Leider wird für diese Zielgruppe der Abend nicht zum Konzerthöhepunkt des Jahres. Das liegt daran, dass man eigentlich keine Brassband hört, sondern eine Crossover-Band mit ein paar Bläsern, die in den Hintergrund gemischt sind. Dominiert wird der Livesound ganz klar von der Gitarre von Oberpimp, Verzeihung, dem offiziellen (Auskunft auf der bandeigenen Website) Bandleader Brad Hammonds. Das kann auch nicht auf ein vermeintlich unglückliches Mixing am Abend geschoben werden. Das ist auf jeden Fall so gewollt. Wer BRASS AGAINST für eine Brassband hält, denkt auch dass METALLICAs „S&M“ Platten, eine funktionierende Fusion von Rock und Klassik wären.

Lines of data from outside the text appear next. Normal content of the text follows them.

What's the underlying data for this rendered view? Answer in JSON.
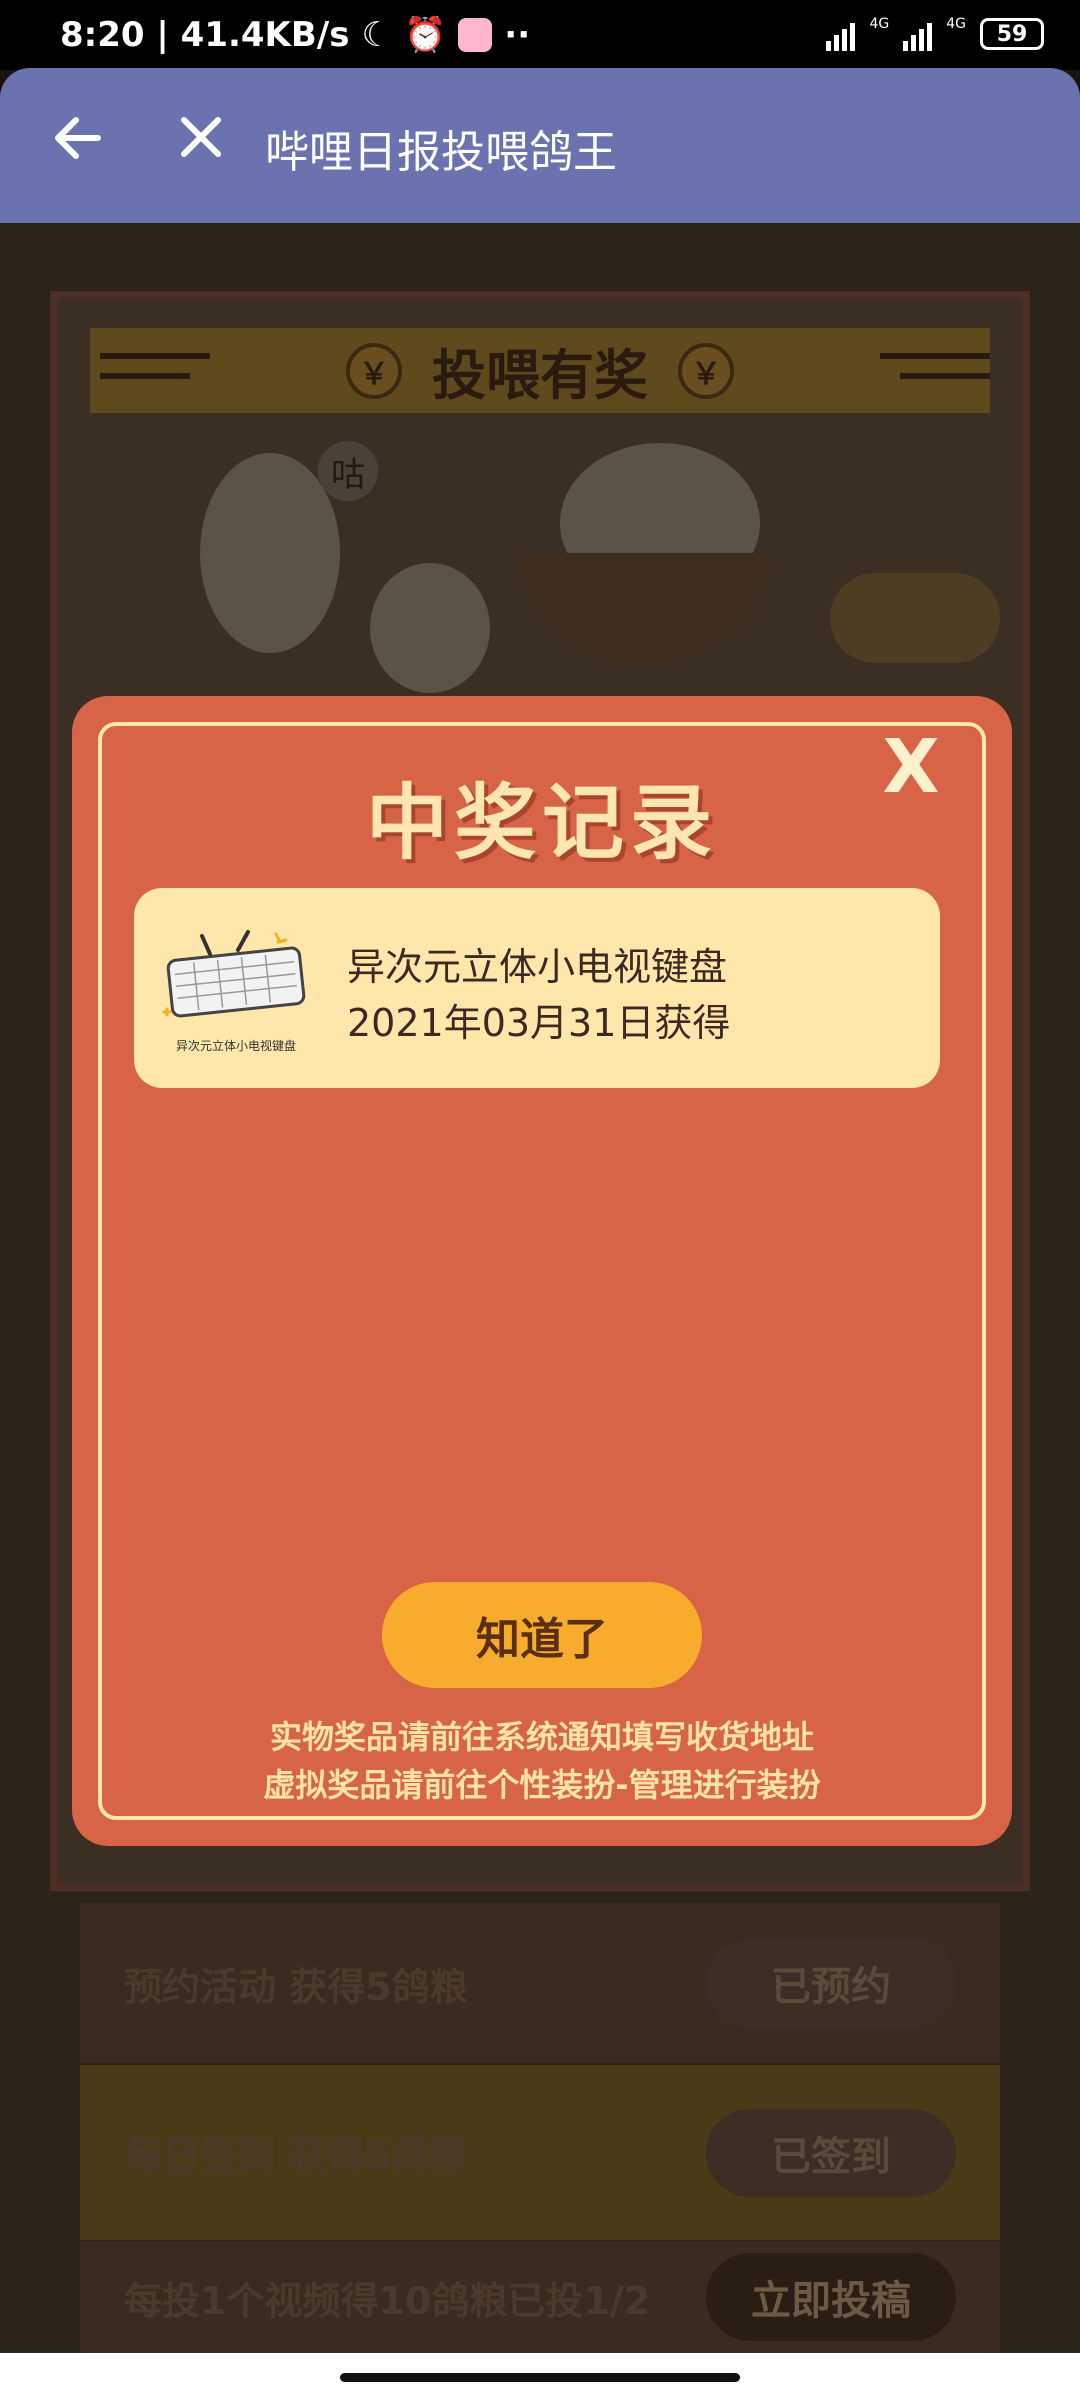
{
  "status_bar": {
    "time_speed": "8:20 | 41.4KB/s",
    "network_1": "4G",
    "network_2": "4G",
    "battery": "59"
  },
  "header": {
    "title": "哔哩日报投喂鸽王",
    "back_icon": "arrow-left-icon",
    "close_icon": "close-icon"
  },
  "background": {
    "banner_text": "投喂有奖",
    "coin_symbol": "￥",
    "bubble_text": "咕",
    "tasks": [
      {
        "label": "预约活动 获得5鸽粮",
        "button": "已预约"
      },
      {
        "label": "每日签到 获得5鸽粮",
        "button": "已签到"
      },
      {
        "label": "每投1个视频得10鸽粮已投1/2",
        "button": "立即投稿"
      }
    ]
  },
  "modal": {
    "title": "中奖记录",
    "close_label": "X",
    "prizes": [
      {
        "name": "异次元立体小电视键盘",
        "date": "2021年03月31日获得",
        "thumb_caption": "异次元立体小电视键盘"
      }
    ],
    "confirm_label": "知道了",
    "note_1": "实物奖品请前往系统通知填写收货地址",
    "note_2": "虚拟奖品请前往个性装扮-管理进行装扮"
  }
}
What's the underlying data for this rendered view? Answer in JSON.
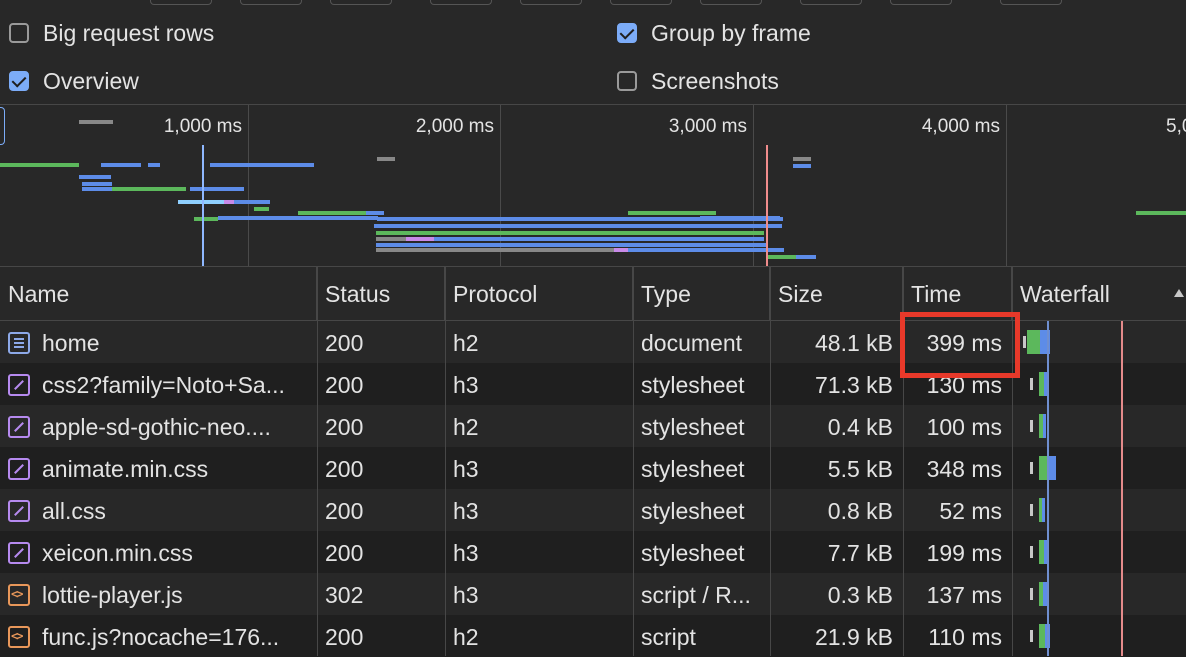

Es gibt in der Setlist auch einen Ausbruch aus der gesetzten Thematik. Vielleicht eine kurze Befreiung aus dem Korsett der breitbeinigen 90er Mucke. Der Versuch RADIOHEADS „The National Anthem“ zu covern, wird zum peinlichsten Konzertmoment der letzten Dekaden. Einer Schülerband hätte man angesichts der Darbietung des „Kid A“ Tracks geraten, es vielleicht doch lieber mit einem anderen Hobby zu versuchen. Das war wirklich nichts! Zero, Null! Aber das Gute ist: In zwei Jahren wird niemand mehr von BRASS AGAINST reden. Außer es wird wieder gestrullert. Der WDR steht bestimmt wieder parat.
Falls jemand ein echtes Brassband-Konzert erleben möchte: Die Kölner Band TNT spielt am 25.06. ihre nächste Show.